Academy celebrates African-American History

Air Force Academy Superintendent Lt Gen Michelle Johnson signs the Martin Luther King Jr Proclamation on Jan 13, 2016 in honor of Black History Month (Air Force photo/Liz Copan)

Air Force Academy Superintendent Lt Gen Michelle Johnson signs the Martin Luther King Jr Proclamation on Jan 13, 2016 in honor of Black History Month (Air Force photo/Liz Copan)

U.S. AIR FORCE ACADEMY, Colo. --

This month, Lt. Gen. Michelle Johnson, the superintendent of the Air Force Academy, signed a proclamation in honor of Dr. Martin Luther King Jr. Day and African-American History Month. Throughout January and February, several events have and will take place to commemorate and encourage reflection upon the national MLK theme of “Remember! Celebrate! Act! A Day On, Not a Day Off!,” and AAHM’s theme of “Hallowed Grounds: Sites of African-American Memory.

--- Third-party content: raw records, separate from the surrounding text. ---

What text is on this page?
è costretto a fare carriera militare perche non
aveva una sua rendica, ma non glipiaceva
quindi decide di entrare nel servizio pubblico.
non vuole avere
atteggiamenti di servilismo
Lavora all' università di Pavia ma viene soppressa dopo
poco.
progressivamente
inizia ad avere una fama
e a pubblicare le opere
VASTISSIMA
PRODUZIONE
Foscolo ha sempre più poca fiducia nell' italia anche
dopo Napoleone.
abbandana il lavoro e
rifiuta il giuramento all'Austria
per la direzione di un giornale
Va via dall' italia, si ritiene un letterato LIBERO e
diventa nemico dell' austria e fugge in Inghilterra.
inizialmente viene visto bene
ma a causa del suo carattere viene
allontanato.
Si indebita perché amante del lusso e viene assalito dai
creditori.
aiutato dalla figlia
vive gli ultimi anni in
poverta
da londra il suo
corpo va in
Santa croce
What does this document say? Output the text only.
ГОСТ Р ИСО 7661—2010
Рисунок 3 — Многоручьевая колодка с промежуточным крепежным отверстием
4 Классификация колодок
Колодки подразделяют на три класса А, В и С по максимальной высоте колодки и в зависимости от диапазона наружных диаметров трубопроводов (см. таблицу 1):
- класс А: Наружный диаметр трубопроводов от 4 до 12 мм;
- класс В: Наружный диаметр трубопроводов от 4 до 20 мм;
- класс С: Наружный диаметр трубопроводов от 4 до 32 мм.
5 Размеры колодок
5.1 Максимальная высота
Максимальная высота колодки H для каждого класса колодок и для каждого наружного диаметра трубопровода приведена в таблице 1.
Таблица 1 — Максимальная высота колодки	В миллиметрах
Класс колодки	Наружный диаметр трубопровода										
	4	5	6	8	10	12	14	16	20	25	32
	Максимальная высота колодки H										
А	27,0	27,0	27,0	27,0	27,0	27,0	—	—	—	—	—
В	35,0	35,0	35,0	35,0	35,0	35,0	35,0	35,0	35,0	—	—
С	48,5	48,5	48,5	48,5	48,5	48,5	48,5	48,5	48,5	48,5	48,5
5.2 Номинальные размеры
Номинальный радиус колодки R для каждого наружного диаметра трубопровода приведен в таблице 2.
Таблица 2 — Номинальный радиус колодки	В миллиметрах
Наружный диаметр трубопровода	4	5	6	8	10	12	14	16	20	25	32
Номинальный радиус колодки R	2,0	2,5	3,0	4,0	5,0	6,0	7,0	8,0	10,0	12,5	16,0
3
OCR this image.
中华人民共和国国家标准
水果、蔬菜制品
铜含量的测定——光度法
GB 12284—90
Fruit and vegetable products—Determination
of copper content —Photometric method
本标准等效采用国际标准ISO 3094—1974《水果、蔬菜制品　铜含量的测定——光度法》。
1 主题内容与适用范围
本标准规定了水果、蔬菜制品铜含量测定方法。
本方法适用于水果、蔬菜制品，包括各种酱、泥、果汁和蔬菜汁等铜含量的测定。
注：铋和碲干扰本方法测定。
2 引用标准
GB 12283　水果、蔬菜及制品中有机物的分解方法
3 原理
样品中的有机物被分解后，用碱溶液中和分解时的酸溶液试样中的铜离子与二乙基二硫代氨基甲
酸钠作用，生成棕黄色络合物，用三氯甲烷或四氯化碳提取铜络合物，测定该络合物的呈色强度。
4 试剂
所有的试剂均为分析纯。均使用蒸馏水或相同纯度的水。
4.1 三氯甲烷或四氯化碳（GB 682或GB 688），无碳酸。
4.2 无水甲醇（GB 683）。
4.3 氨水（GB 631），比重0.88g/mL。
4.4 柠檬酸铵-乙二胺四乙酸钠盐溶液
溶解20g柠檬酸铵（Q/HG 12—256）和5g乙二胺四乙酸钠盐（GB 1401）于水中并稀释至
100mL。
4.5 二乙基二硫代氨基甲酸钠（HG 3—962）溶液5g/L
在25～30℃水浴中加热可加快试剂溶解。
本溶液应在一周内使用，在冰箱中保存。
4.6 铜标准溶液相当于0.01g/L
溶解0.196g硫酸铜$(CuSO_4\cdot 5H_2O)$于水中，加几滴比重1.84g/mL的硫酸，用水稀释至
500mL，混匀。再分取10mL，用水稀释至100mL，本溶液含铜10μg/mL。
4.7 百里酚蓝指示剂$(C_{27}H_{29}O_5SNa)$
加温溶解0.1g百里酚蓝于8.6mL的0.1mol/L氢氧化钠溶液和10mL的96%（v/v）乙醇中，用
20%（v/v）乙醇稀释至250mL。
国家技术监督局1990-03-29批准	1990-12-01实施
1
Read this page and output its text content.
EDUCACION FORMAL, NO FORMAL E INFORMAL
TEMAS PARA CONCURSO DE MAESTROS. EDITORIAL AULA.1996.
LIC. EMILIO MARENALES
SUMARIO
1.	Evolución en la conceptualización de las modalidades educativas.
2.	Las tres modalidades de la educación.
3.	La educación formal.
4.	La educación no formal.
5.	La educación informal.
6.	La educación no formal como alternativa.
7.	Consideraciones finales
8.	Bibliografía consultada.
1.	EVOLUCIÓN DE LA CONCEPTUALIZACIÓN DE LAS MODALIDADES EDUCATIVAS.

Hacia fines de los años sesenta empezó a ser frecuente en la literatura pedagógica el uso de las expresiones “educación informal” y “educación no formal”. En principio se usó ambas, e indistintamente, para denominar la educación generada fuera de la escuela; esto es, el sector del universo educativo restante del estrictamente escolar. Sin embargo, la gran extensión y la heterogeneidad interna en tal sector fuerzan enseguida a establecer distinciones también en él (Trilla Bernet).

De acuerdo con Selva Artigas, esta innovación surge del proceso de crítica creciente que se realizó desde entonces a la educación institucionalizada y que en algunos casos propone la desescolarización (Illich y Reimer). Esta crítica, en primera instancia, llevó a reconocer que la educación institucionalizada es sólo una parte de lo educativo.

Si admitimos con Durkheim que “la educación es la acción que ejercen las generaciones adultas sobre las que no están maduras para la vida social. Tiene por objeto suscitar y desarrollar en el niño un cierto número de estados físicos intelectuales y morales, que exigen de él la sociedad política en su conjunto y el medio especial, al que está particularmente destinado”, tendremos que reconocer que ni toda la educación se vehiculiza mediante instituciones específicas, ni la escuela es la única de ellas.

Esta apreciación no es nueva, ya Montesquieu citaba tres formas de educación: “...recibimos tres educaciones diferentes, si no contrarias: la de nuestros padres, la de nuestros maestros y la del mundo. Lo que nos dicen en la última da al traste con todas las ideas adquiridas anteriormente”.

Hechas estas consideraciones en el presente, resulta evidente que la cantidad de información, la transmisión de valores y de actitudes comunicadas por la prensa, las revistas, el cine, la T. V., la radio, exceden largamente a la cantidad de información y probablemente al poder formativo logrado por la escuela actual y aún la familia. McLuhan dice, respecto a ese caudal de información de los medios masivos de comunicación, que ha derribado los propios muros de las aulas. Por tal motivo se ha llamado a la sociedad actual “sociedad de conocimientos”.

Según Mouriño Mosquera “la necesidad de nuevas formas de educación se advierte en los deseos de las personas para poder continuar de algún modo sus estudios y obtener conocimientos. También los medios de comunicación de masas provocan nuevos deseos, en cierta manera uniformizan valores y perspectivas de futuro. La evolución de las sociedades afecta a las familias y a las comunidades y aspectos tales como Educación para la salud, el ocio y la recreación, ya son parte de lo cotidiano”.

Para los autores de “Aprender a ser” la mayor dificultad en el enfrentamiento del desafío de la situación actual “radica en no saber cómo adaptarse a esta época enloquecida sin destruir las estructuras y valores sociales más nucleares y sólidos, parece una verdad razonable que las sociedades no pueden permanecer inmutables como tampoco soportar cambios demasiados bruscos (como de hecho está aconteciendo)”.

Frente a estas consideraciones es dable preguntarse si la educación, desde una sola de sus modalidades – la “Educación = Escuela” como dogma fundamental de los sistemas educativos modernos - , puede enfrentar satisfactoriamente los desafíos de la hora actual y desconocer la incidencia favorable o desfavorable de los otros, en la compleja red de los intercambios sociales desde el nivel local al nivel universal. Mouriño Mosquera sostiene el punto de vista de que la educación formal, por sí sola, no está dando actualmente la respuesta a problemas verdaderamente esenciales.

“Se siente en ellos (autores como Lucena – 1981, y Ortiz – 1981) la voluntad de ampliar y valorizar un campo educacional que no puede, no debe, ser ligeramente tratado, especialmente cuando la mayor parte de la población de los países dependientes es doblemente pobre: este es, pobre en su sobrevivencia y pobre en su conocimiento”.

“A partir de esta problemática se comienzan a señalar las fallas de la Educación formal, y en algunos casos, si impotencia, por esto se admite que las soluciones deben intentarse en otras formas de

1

To celebrate King’s 87th birthday and contribute to the only federal holiday observed as a national day of service, the Academy’s Special Observance Committee posted charity boxes around base to allow everyone to donate new and slightly used children’s books until February 29. All donations will be given to the local community and presented to children who lack access to books.

 

King said, “Life’s most persistent and urgent question is, what you are doing for others?” The committee, along with six volunteers, answered this question Jan. 16-18 by helping to provide 1,578 hot meals to hungry families in downtown Colorado Springs. The committee organized a second group of volunteers Jan. 22 who donated their time participating in activities and reading to more than 100 children at the Academy Child Development Center and Youth Center to join the national initiative in combating summer reading loss and childhood obesity through education, activity, and volunteering.

 

The history of African-Americans unfolds across the canvas of America, beginning before the arrival of the Mayflower and continuing well into the present. From the port cities where Africans disembarked from slave ships to the battle fields where their descendants fought for freedom, from the colleges and universities where they pursued education to places where they created communities during centuries of migration, the imprint of Americans of African descent is deeply embedded in the narrative of our American past.

 

In the military, African-Americans have proudly served in every American battle, from the Revolutionary War to our current operations in Iraq and Afghanistan, to protect our nation with fortitude and commitment. While it’s impossible to list the accomplishments and achievements of all African-American Airmen, we’d be hard-pressed to find a more notable example than those of the Tuskegee Airmen, a group of 992 Airmen who helped break-down down racial barriers while flying 1,578 combat missions during World War II.

 

To celebrate African-American History Month, the Special Observance Committee will set up a static display to offer education on Colorado’s historic grounds with directions to these local sites. The collection will include original African-American history art posters from Douglass Valley elementary school students. The display can be seen at the 10th Medical Group, February 1-5; the 10th Air Base Wing headquarters building February 8-12; the Cadet Wing foyer February 15-19 and the 10th MDG lobby February 22-26.

 

The committee appreciates the cadets and the Way of Life Committee for hosting the African-American History Month dinner 5:30 p.m., February 10 in the Falcon Club Ballroom. They have the honor of hosting guest speaker Dr. Michael Sawyer, professor of Race, Ethnicity, and Migration Studies at Colorado College. This great event will include a special performance by the Cadet Gospel Choir and a presentation of the WLC Legacy Award, honoring a member for distinguished service to the Way of Life Committee and the Academy community at-large. Dinner is $10 for cadets and $30 for all others. Space is limited so RSVP by February 5 at  https://einvitations.afit.edu/inv/anim.cfm?i=275318&k=0066470A7A5F

          

This year we will honor African-American history while celebrating how we can carry out King’s vision of making the world a better place. The committee and I encourage you to honor these special observances by involving ourselves in our community and with those in need, and recognizing the central role of African-Americans in U.S. history. Get involved by visiting www.serve.gov to find numerous opportunities for you and your family to participate in local community service efforts throughout the year.

 

We encourage you to reflecting on Dr. Carter G. Woodson’s vision that we will one day honor African-Americans and their accomplishments without requiring a special month each year. Through the collective efforts of educating and cultivating awareness of the true history of African-Americans in America, we can create unity and overcome negative stereotypes.